Insight into the influence of various cultivation regions on the identification of metabolites from Capsella bursa-pastoris via a clustering algorithm.
In Young Lee, Doo-Hee Lee, Min Ju Lee, Ju Hong Park, Nami Joo
Abstract
Open AccessThis study focused on the regional differentiation of metabolites of C. bursa-pastoris cultivated across Korea via UHPLC‒HRMS‒based untargeted metabolomics. Extensive screening was conducted on samples collected from five distinct sites in 20 cities, resulting in the identification of 311 primary and secondary metabolites.
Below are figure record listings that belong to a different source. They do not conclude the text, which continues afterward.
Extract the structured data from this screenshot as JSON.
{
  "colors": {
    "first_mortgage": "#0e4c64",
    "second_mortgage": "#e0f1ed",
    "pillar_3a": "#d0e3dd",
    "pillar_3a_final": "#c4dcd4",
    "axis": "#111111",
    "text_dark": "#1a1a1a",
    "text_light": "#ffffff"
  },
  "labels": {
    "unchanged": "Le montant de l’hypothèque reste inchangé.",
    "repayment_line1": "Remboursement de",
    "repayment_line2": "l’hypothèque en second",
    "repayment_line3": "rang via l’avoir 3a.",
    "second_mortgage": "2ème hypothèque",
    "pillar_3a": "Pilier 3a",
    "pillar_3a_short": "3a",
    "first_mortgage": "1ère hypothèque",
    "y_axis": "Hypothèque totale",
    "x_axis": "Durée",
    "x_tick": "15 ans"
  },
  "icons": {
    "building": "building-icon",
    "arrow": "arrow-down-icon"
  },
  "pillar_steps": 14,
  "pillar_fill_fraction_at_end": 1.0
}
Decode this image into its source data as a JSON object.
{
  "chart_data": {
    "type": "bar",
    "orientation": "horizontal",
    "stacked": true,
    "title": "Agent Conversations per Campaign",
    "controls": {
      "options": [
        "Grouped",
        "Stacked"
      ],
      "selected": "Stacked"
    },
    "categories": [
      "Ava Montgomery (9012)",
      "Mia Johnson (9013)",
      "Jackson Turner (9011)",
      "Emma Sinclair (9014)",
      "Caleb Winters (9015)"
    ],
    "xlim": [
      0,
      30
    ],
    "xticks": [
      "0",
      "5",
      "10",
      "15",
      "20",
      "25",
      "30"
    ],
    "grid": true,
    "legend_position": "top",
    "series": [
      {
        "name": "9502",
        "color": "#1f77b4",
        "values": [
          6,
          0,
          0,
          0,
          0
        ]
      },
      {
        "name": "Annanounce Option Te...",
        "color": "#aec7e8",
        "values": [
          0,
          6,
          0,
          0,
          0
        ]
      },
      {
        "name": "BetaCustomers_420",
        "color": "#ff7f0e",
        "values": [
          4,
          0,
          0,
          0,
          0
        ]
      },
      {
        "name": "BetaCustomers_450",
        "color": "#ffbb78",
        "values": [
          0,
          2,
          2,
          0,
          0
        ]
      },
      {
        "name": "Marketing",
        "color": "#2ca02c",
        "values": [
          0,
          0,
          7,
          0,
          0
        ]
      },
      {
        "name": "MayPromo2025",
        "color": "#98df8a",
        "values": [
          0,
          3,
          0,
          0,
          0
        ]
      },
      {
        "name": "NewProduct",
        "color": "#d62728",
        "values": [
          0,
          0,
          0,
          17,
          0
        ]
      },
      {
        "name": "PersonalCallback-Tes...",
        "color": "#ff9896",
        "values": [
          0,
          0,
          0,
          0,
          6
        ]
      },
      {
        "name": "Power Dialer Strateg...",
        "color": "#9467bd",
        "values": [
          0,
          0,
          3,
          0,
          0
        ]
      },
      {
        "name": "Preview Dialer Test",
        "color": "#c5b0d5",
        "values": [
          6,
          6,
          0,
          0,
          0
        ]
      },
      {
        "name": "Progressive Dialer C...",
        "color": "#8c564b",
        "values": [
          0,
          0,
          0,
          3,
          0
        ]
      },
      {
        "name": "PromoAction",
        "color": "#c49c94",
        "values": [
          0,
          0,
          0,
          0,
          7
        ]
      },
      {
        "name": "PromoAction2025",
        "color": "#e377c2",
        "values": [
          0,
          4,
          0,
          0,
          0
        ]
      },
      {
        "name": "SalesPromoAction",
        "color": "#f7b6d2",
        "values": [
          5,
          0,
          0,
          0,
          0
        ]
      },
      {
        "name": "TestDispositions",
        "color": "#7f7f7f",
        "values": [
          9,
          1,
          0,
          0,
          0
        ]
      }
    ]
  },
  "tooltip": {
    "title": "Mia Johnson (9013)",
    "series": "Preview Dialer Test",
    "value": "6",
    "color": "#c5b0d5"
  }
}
The samples were classified via six clustering techniques (K-means, agglomerative clustering, spectral clustering, Birch, mini-batch K-means, and bisecting K-means) via a clustering algorithm that is based on metabolite concentrations. Twenty key features that significantly influenced the clustering were extracted and validated. The classification results demonstrated a strong correlation with the geographical location of the cultivation site. C. bursa-pastoris from inland regions presented relatively high concentrations of sulfureous compounds, such as glucosinolic acid and isothiocyanate. The findings of this study provide valuable insights into the integration of machine learning techniques with untargeted metabolomics, facilitating the development of targeted phytochemical profiles.